John Waller was with the 66th Infantry Division on the SS Leopoldville when it was torpedoed on its way from Southampton to Cherbourg in 1944.
More than 800 people drowned, but he survived despite spending 45 minutes in the sea.
Now 93, Mr Waller threw a wreath from a ferry over the wreck site. He said it had been an "emotional" experience.
News of the sinking, five miles off the French coast, was censored and it was decades before many families learned how their sons died.
British documents about the incident remained classified until 1996.
Mr Waller, who was 21 at the time, said he never spoke about the sinking to his family and "wiped the whole scene out of my mind".
"All I did was feel the shaking of the boat when the torpedo hit. I walked down the side of the ship into the water," he said.

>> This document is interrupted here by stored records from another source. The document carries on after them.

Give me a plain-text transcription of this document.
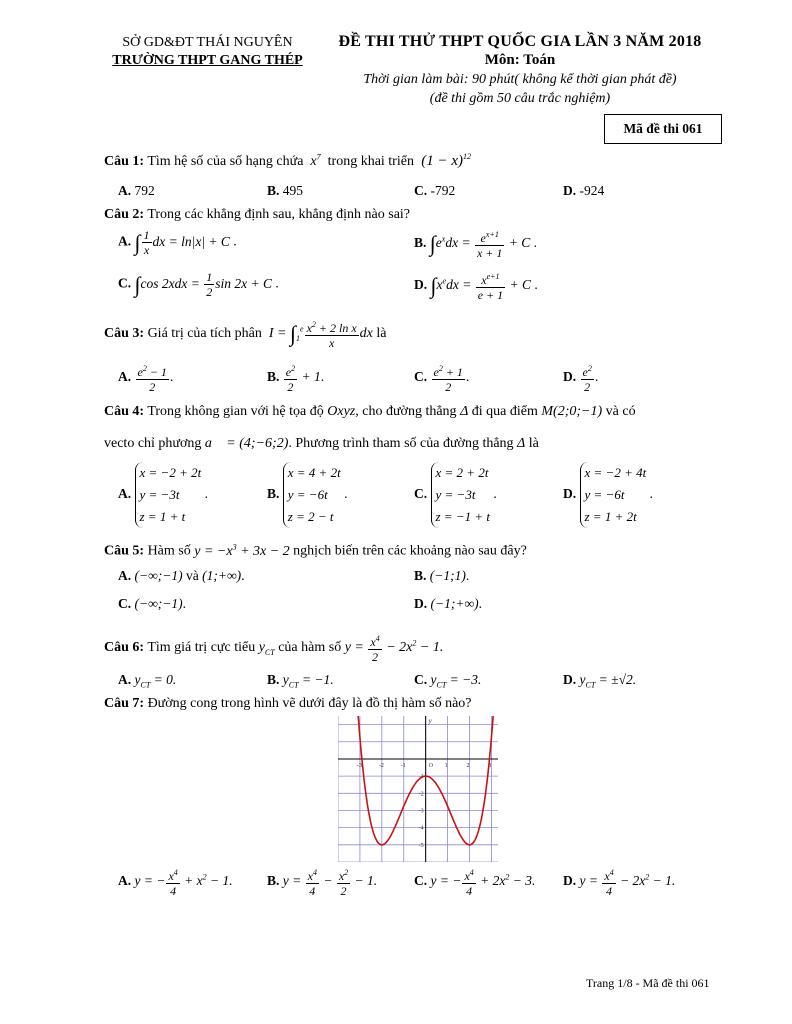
SỞ GD&ĐT THÁI NGUYÊN
TRƯỜNG THPT GANG THÉP
ĐỀ THI THỬ THPT QUỐC GIA LẦN 3 NĂM 2018
Môn: Toán
Thời gian làm bài: 90 phút( không kể thời gian phát đề)
(đề thi gồm 50 câu trắc nghiệm)
Mã đề thi 061
Câu 1: Tìm hệ số của số hạng chứa  $x^7$  trong khai triển  $(1 - x)^{12}$
A. 792	B. 495	C. -792	D. -924
Câu 2: Trong các khẳng định sau, khẳng định nào sai?
A. ∫ $\frac{1}{x}$ dx = ln|x| + C .	B. $\int e^xdx = \frac{e^{x+1}}{x + 1} + C$ .
C. ∫cos $2xdx = \frac{1}{2}$ sin 2x + C .	D. $\int x^edx = \frac{x^{e+1}}{e + 1} + C$ .
Câu 3: Giá trị của tích phân  $I = \int_1^e \frac{x^2 + 2 \ln x}{x}$ dx là
A. $\frac{e^2 - 1}{2}$ .	B. $\frac{e^2}{2} + 1$.	C. $\frac{e^2 + 1}{2}$ .	D. $\frac{e^2}{2}$ .
Câu 4: Trong không gian với hệ tọa độ Oxyz, cho đường thẳng Δ đi qua điểm M(2;0;−1) và có
vecto chỉ phương a⃗ = (4;−6;2). Phương trình tham số của đường thẳng Δ là
A. x = −2 + 2t
y = −3t
z = 1 + t .	B. x = 4 + 2t
y = −6t
z = 2 − t .	C. x = 2 + 2t
y = −3t
z = −1 + t .	D. x = −2 + 4t
y = −6t
z = 1 + 2t .
Câu 5: Hàm số $y = -x^3 + 3x - 2$ nghịch biến trên các khoảng nào sau đây?
A. (−∞;−1) và (1;+∞).	B. (−1;1).
C. (−∞;−1).	D. (−1;+∞).
Câu 6: Tìm giá trị cực tiểu $y_{CT}$ của hàm số $y = \frac{x^4}{2} - 2x^2 - 1$.
A. $y_{CT} = 0$.	B. $y_{CT} = -1$.	C. $y_{CT} = -3$.	D. $y_{CT} = \pm√2$.
Câu 7: Đường cong trong hình vẽ dưới đây là đồ thị hàm số nào?
-3	-2	-1	1	2	3
-1
-2
-3
-4
-5
O
y
A. y = − $\frac{x^4}{4} + x^2 - 1$.	B. $y = \frac{x^4}{4} - \frac{x^2}{2} - 1$.	C. y = − $\frac{x^4}{4} + 2x^2 - 3$. D. $y = \frac{x^4}{4} - 2x^2 - 1$.
Trang 1/8 - Mã đề thi 061
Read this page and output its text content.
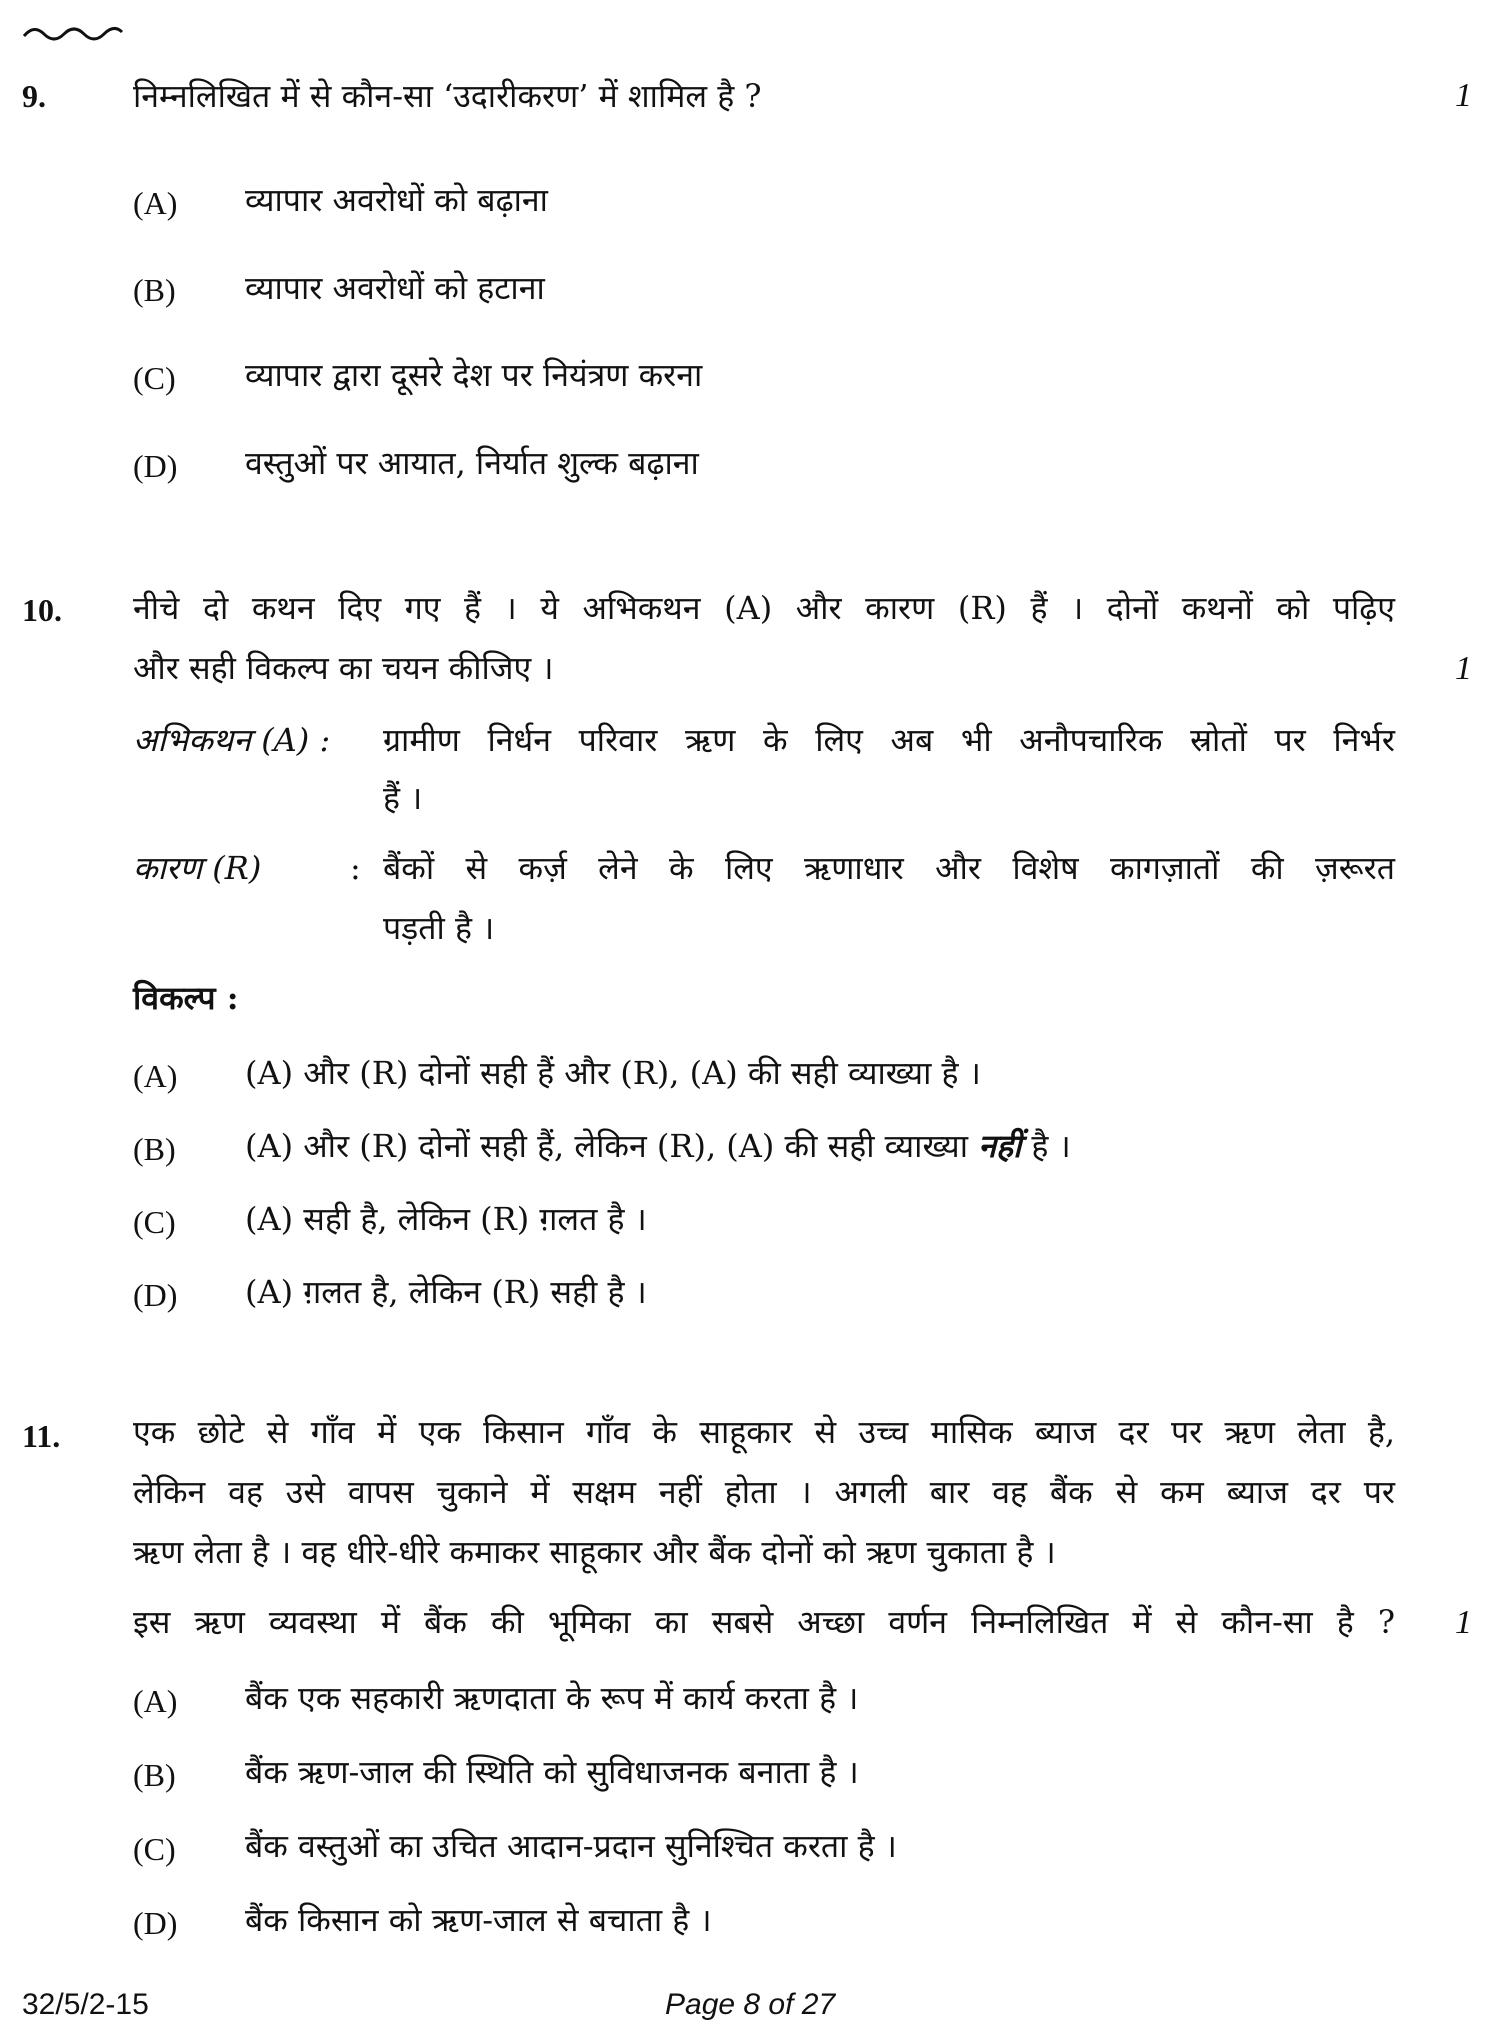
9.	निम्नलिखित में से कौन-सा ‘उदारीकरण’ में शामिल है ?	1
(A) व्यापार अवरोधों को बढ़ाना
(B) व्यापार अवरोधों को हटाना
(C) व्यापार द्वारा दूसरे देश पर नियंत्रण करना
(D) वस्तुओं पर आयात, निर्यात शुल्क बढ़ाना
10. नीचे दो कथन दिए गए हैं । ये अभिकथन (A) और कारण (R) हैं । दोनों कथनों को पढ़िए
और सही विकल्प का चयन कीजिए ।	1
अभिकथन (A) : ग्रामीण निर्धन परिवार ऋण के लिए अब भी अनौपचारिक स्रोतों पर निर्भर
हैं ।
कारण (R)	: बैंकों से कर्ज़ लेने के लिए ऋणाधार और विशेष कागज़ातों की ज़रूरत
पड़ती है ।
विकल्प :
(A) (A) और (R) दोनों सही हैं और (R), (A) की सही व्याख्या है ।
(B) (A) और (R) दोनों सही हैं, लेकिन (R), (A) की सही व्याख्या नहीं है ।
(C) (A) सही है, लेकिन (R) ग़लत है ।
(D) (A) ग़लत है, लेकिन (R) सही है ।
11. एक छोटे से गाँव में एक किसान गाँव के साहूकार से उच्च मासिक ब्याज दर पर ऋण लेता है,
लेकिन वह उसे वापस चुकाने में सक्षम नहीं होता । अगली बार वह बैंक से कम ब्याज दर पर
ऋण लेता है । वह धीरे-धीरे कमाकर साहूकार और बैंक दोनों को ऋण चुकाता है ।
इस ऋण व्यवस्था में बैंक की भूमिका का सबसे अच्छा वर्णन निम्नलिखित में से कौन-सा है ? 1
(A) बैंक एक सहकारी ऋणदाता के रूप में कार्य करता है ।
(B) बैंक ऋण-जाल की स्थिति को सुविधाजनक बनाता है ।
(C) बैंक वस्तुओं का उचित आदान-प्रदान सुनिश्चित करता है ।
(D) बैंक किसान को ऋण-जाल से बचाता है ।
32/5/2-15	Page 8 of 27
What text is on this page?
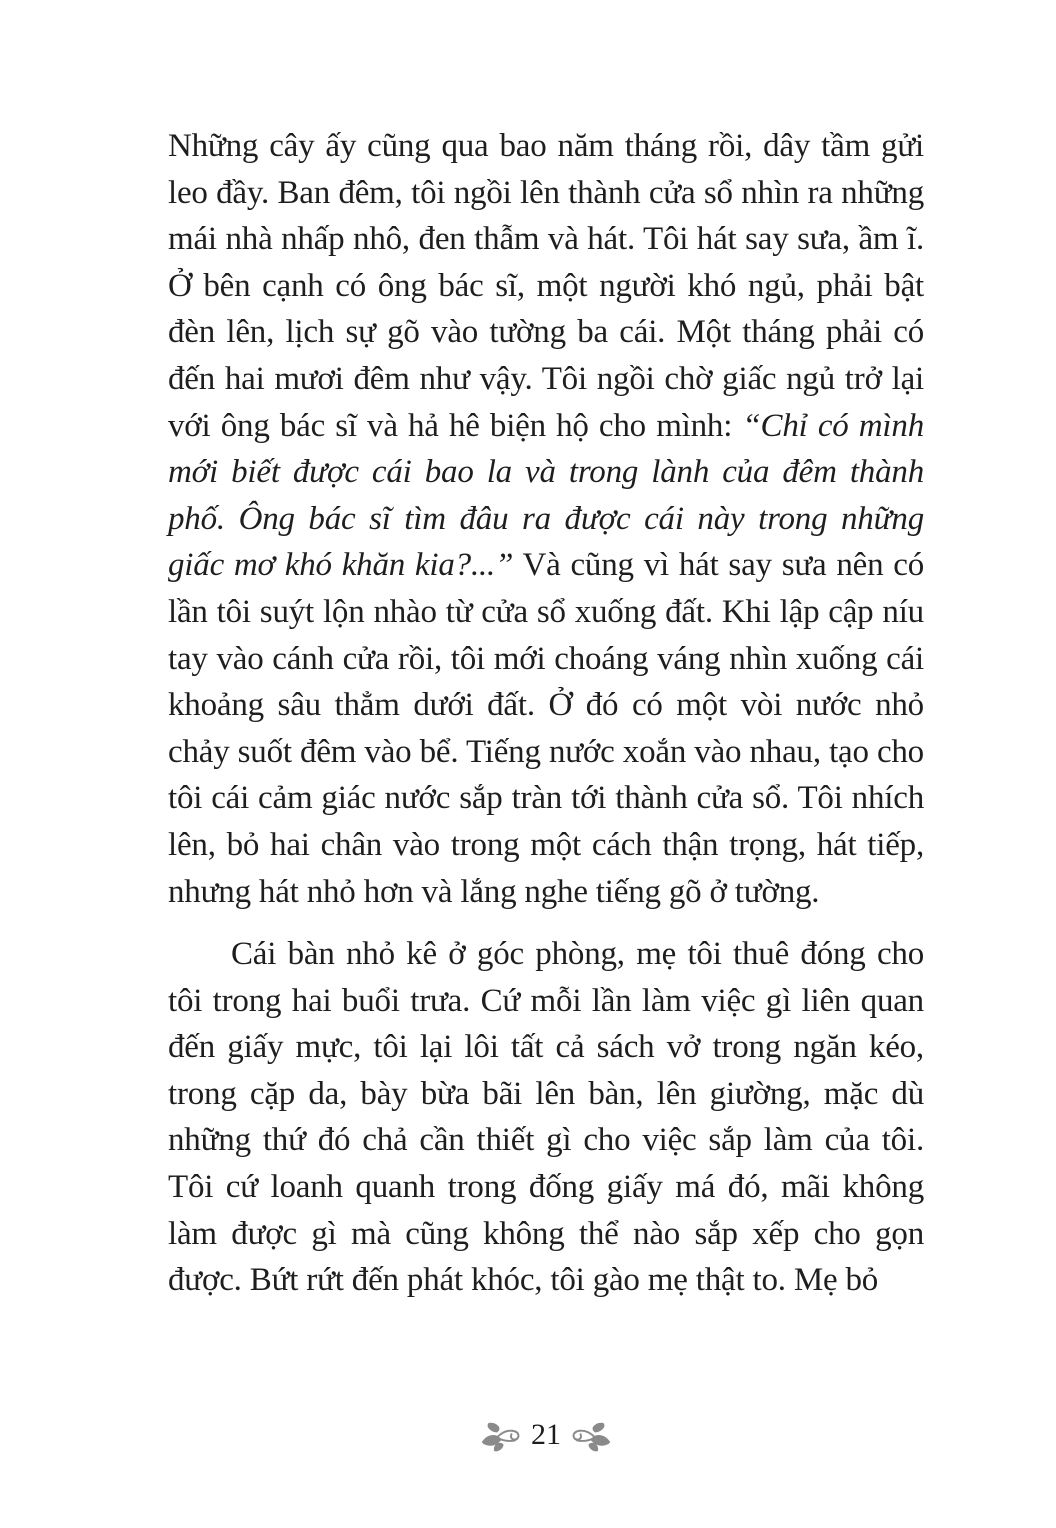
Những cây ấy cũng qua bao năm tháng rồi, dây tầm gửi leo đầy. Ban đêm, tôi ngồi lên thành cửa sổ nhìn ra những mái nhà nhấp nhô, đen thẫm và hát. Tôi hát say sưa, ầm ĩ. Ở bên cạnh có ông bác sĩ, một người khó ngủ, phải bật đèn lên, lịch sự gõ vào tường ba cái. Một tháng phải có đến hai mươi đêm như vậy. Tôi ngồi chờ giấc ngủ trở lại với ông bác sĩ và hả hê biện hộ cho mình: “Chỉ có mình mới biết được cái bao la và trong lành của đêm thành phố. Ông bác sĩ tìm đâu ra được cái này trong những giấc mơ khó khăn kia?...” Và cũng vì hát say sưa nên có lần tôi suýt lộn nhào từ cửa sổ xuống đất. Khi lập cập níu tay vào cánh cửa rồi, tôi mới choáng váng nhìn xuống cái khoảng sâu thẳm dưới đất. Ở đó có một vòi nước nhỏ chảy suốt đêm vào bể. Tiếng nước xoắn vào nhau, tạo cho tôi cái cảm giác nước sắp tràn tới thành cửa sổ. Tôi nhích lên, bỏ hai chân vào trong một cách thận trọng, hát tiếp, nhưng hát nhỏ hơn và lắng nghe tiếng gõ ở tường.

Cái bàn nhỏ kê ở góc phòng, mẹ tôi thuê đóng cho tôi trong hai buổi trưa. Cứ mỗi lần làm việc gì liên quan đến giấy mực, tôi lại lôi tất cả sách vở trong ngăn kéo, trong cặp da, bày bừa bãi lên bàn, lên giường, mặc dù những thứ đó chả cần thiết gì cho việc sắp làm của tôi. Tôi cứ loanh quanh trong đống giấy má đó, mãi không làm được gì mà cũng không thể nào sắp xếp cho gọn được. Bứt rứt đến phát khóc, tôi gào mẹ thật to. Mẹ bỏ

21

"I remember it rolling over and going down, disappearing into the sea."
He returned to Normandy for the first time since the war on a visit organised by his daughter Garland.
Passing the wreck, Brittany Ferries Barfleur stopped and passengers watched as Mr Waller threw a wreath into the sea in memory of his comrades.
Ms Waller said it had been a "spiritual closure" for her father.
"I could see what it meant to him - it brought all these memories back that he has pushed down for so many years," she added.